Pretty sure Monsanto was a Portuguese naval station - you could send OBS to them if you could get an answer out of them. 

Sometime in the '70s I think, they switched from "zephyrs" to "breezes".

They reported me to Geneva or somewhere for something or other. I lost a lot of sleep over that and cross complained about them not keeping watch.

John T


----------



## trotterdotpom (Apr 29, 2005)

sparks69 said:


> 6VA - good for getting rid of OBS if in a hurry. (Filum night etc)
> The real reason was I loved sending that call sign on my side swiper keyer.
> Pure poetry !


I remember being lured into a "nightclub" in 6VA (Dakar to the uninitiated) by a young lady who took her top off in the street. Wow! Thinking about it now, if I'd been as consciencious about suncream then as I am now, it would have been "poetry in lotion".

John T


----------



## trotterdotpom (Apr 29, 2005)

spacetracker said:


> Some Clan Line captains were obsessed with the wx report and didn't settle until they had a copy in their grubby mitts. Pretty weird when considering the total inaccuracy of the contents.

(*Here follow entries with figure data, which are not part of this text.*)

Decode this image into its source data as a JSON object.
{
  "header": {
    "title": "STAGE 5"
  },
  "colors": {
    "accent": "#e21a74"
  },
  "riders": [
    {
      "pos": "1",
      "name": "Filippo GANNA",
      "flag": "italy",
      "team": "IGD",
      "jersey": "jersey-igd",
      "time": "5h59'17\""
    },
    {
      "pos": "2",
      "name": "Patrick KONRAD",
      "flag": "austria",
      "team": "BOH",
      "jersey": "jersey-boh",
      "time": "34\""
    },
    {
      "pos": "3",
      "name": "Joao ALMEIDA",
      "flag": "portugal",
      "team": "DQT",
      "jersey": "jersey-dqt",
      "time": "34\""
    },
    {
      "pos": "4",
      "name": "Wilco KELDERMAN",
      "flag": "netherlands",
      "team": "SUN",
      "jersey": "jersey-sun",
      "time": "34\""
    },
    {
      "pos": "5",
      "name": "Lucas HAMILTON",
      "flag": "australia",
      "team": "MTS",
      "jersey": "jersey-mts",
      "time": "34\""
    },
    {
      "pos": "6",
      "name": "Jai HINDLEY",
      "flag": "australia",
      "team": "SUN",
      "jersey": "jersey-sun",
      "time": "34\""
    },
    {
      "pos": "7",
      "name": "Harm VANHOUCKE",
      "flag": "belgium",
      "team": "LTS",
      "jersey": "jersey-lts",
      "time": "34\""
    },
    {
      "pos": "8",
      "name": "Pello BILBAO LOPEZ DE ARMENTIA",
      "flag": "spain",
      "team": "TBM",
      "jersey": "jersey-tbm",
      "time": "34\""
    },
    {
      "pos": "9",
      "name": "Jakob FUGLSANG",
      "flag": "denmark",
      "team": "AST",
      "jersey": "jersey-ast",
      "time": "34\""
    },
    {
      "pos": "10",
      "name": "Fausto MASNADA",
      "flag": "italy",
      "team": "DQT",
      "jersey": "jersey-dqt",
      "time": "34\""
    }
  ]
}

Ha ha. Remember them studying the fax map covered in low pressure thumb prints and then going off for a nap clutching their CTV security blanket.

John T


----------



## gordonarfur (May 27, 2018)

Worldspan said:


> I think there was another Portuguese station with the call CTH. These were the initials of CT Holmes, one of the old-timer lecturers at Norwood Tech in the 1950s.
> W


Horta radio in the Azores


----------



## Harry Nicholson (Oct 11, 2005)

Morse has not been abandoned - this from an American R.O. site: 


quote:
Morse Code from HLG Seoul Radio (ship shore communications) 1400Z on 12935kHz.





 source: http://www.trafficlist.net/info-from-hlg-coast-station/

SeoulRadio is one of the very few remaining coastal ship-shore maritime radiocommunication stations still in operation using Morse Code today.

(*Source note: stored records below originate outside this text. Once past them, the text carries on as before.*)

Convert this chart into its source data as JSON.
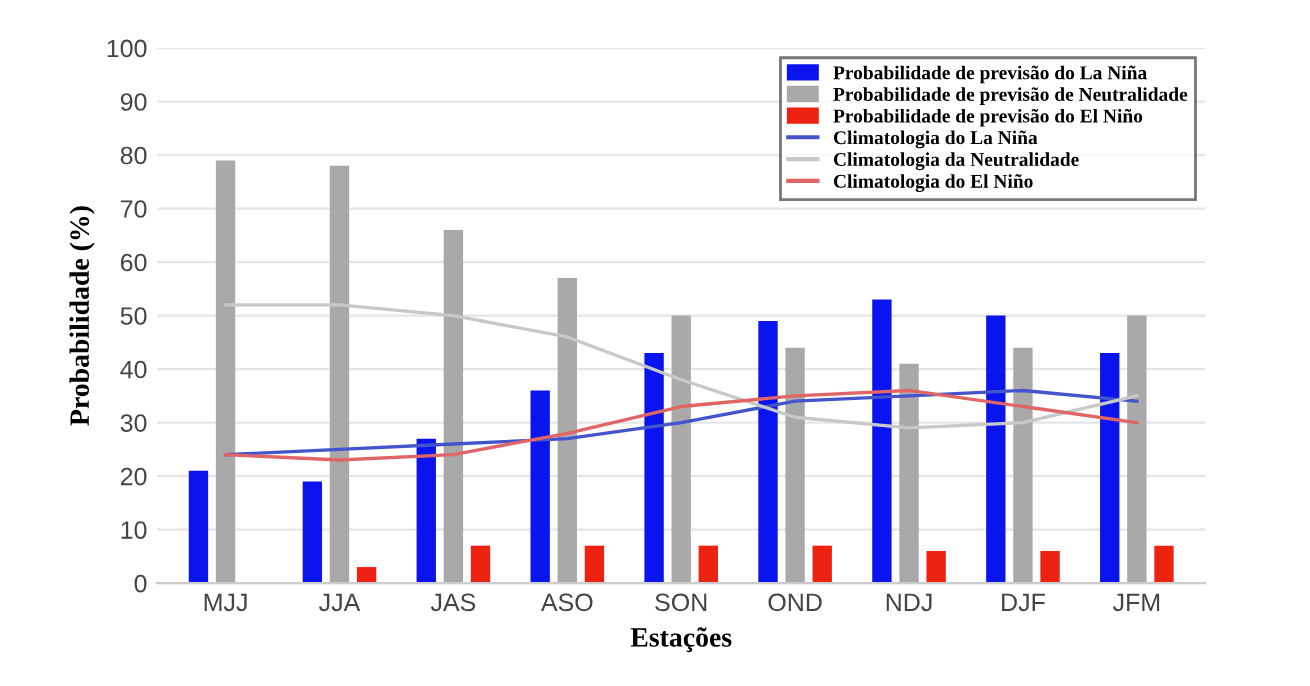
{
  "chart_data": {
    "type": "bar",
    "xlabel": "Estações",
    "ylabel": "Probabilidade (%)",
    "categories": [
      "MJJ",
      "JJA",
      "JAS",
      "ASO",
      "SON",
      "OND",
      "NDJ",
      "DJF",
      "JFM"
    ],
    "series": [
      {
        "name": "Probabilidade de previsão do La Niña",
        "color": "#0a14ee",
        "values": [
          21,
          19,
          27,
          36,
          43,
          49,
          53,
          50,
          43
        ]
      },
      {
        "name": "Probabilidade de previsão de Neutralidade",
        "color": "#a9a9a9",
        "values": [
          79,
          78,
          66,
          57,
          50,
          44,
          41,
          44,
          50
        ]
      },
      {
        "name": "Probabilidade de previsão do El Niño",
        "color": "#ee2211",
        "values": [
          0,
          3,
          7,
          7,
          7,
          7,
          6,
          6,
          7
        ]
      },
      {
        "name": "Climatologia do La Niña",
        "type": "line",
        "color": "#4455cc",
        "values": [
          24,
          25,
          26,
          27,
          30,
          34,
          35,
          36,
          34
        ]
      },
      {
        "name": "Climatologia da Neutralidade",
        "type": "line",
        "color": "#c8c8c8",
        "values": [
          52,
          52,
          50,
          46,
          38,
          31,
          29,
          30,
          35
        ]
      },
      {
        "name": "Climatologia do El Niño",
        "type": "line",
        "color": "#e06666",
        "values": [
          24,
          23,
          24,
          28,
          33,
          35,
          36,
          33,
          30
        ]
      }
    ],
    "ylim": [
      0,
      100
    ],
    "yticks": [
      0,
      10,
      20,
      30,
      40,
      50,
      60,
      70,
      80,
      90,
      100
    ],
    "grid": "y",
    "legend": "top right",
    "line_style": "solid",
    "marker": "none"
  }
}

Another is a flshing fleet company in Japan. Asia's two most TECHNOLOGICALLY ADVANCED countries CONTINUE to use Morse Code for some communications even in the non-military commercial sphere.

In the military at the very least PR China, Russia, Indonesia, India, Pakistan, and a few more are still using Morse Code, due to its resilience.

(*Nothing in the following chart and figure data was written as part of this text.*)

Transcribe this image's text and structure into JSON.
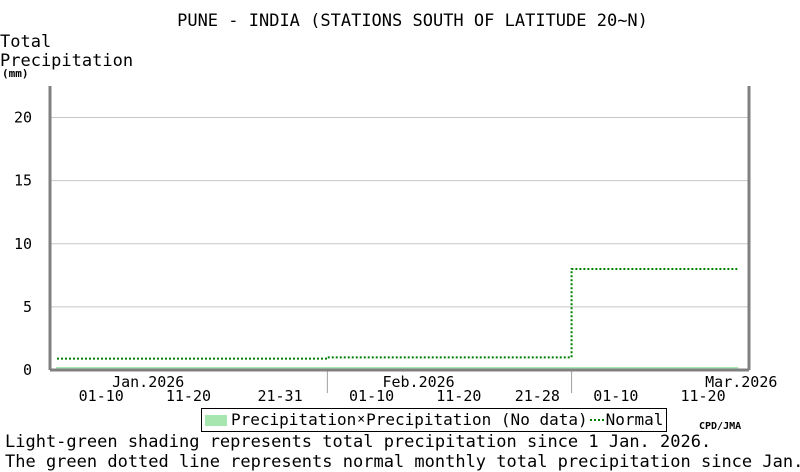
{
  "header": {
    "title": "PUNE - INDIA (STATIONS SOUTH OF LATITUDE 20~N)",
    "y_label_line1": "Total",
    "y_label_line2": "Precipitation",
    "y_unit": "(mm)"
  },
  "legend": {
    "precip": "Precipitation",
    "nodata": "Precipitation (No data)",
    "normal": "Normal"
  },
  "credit": "CPD/JMA",
  "notes": {
    "line1": "Light-green shading represents total precipitation since 1 Jan. 2026.",
    "line2": "The green dotted line represents normal monthly total precipitation since Jan."
  },
  "colors": {
    "precip_fill": "#a8e6b0",
    "normal_line": "#008000",
    "grid": "#c8c8c8",
    "frame": "#808080"
  },
  "chart_data": {
    "type": "area",
    "title": "PUNE - INDIA (STATIONS SOUTH OF LATITUDE 20~N)",
    "ylabel": "Total Precipitation (mm)",
    "ylim": [
      0,
      22.5
    ],
    "yticks": [
      0,
      5,
      10,
      15,
      20
    ],
    "grid": true,
    "legend_position": "bottom",
    "x_period_labels": [
      {
        "label": "01-10",
        "start": "2026-01-01",
        "end": "2026-01-10"
      },
      {
        "label": "11-20",
        "start": "2026-01-11",
        "end": "2026-01-20"
      },
      {
        "label": "21-31",
        "start": "2026-01-21",
        "end": "2026-01-31"
      },
      {
        "label": "01-10",
        "start": "2026-02-01",
        "end": "2026-02-10"
      },
      {
        "label": "11-20",
        "start": "2026-02-11",
        "end": "2026-02-20"
      },
      {
        "label": "21-28",
        "start": "2026-02-21",
        "end": "2026-02-28"
      },
      {
        "label": "01-10",
        "start": "2026-03-01",
        "end": "2026-03-10"
      },
      {
        "label": "11-20",
        "start": "2026-03-11",
        "end": "2026-03-20"
      }
    ],
    "x_month_labels": [
      {
        "label": "Jan.2026",
        "date": "2026-01-11"
      },
      {
        "label": "Feb.2026",
        "date": "2026-02-11"
      },
      {
        "label": "Mar.2026",
        "date": "2026-03-20"
      }
    ],
    "month_boundaries": [
      "2026-02-01",
      "2026-03-01"
    ],
    "x_range": [
      "2026-01-01",
      "2026-03-21"
    ],
    "series": [
      {
        "name": "Precipitation",
        "style": "area",
        "points": [
          {
            "x": "2026-01-01",
            "y": 0
          },
          {
            "x": "2026-03-20",
            "y": 0
          }
        ]
      },
      {
        "name": "Normal",
        "style": "dotted-step",
        "points": [
          {
            "x": "2026-01-01",
            "y": 0.9
          },
          {
            "x": "2026-01-31",
            "y": 0.9
          },
          {
            "x": "2026-02-01",
            "y": 1.0
          },
          {
            "x": "2026-02-28",
            "y": 1.0
          },
          {
            "x": "2026-03-01",
            "y": 8.0
          },
          {
            "x": "2026-03-20",
            "y": 8.0
          }
        ]
      }
    ]
  }
}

Think about why that is. Morse Code is NOT obsolete and it is the most efficient means of communications during difficult radio conditions without the aid of extreme high technology susceptible to break-downs.


end of quote


----------



## holland25 (Nov 21, 2007)

Hope for all us Ex Sparkies then. Though I am not so sure I want to come out of retirement.After 15 years I am beginning to enjoy it.


----------



## sparks69 (Dec 18, 2005)

Me too !!!!!!


----------



## CT1GZB (Feb 25, 2015)

*Monsanto Radio/CTV*

This OM is SMOR António Gamito ex-operator from CTV. 
In this video (make by my request) Mr. Gamito (CT1CZT) make a demonstration of one QSO whit a ship.
The video is recorded in Núcleo de Radioamadores da Armada (CS5NRA), Mr. Gamito is one of founders.


----------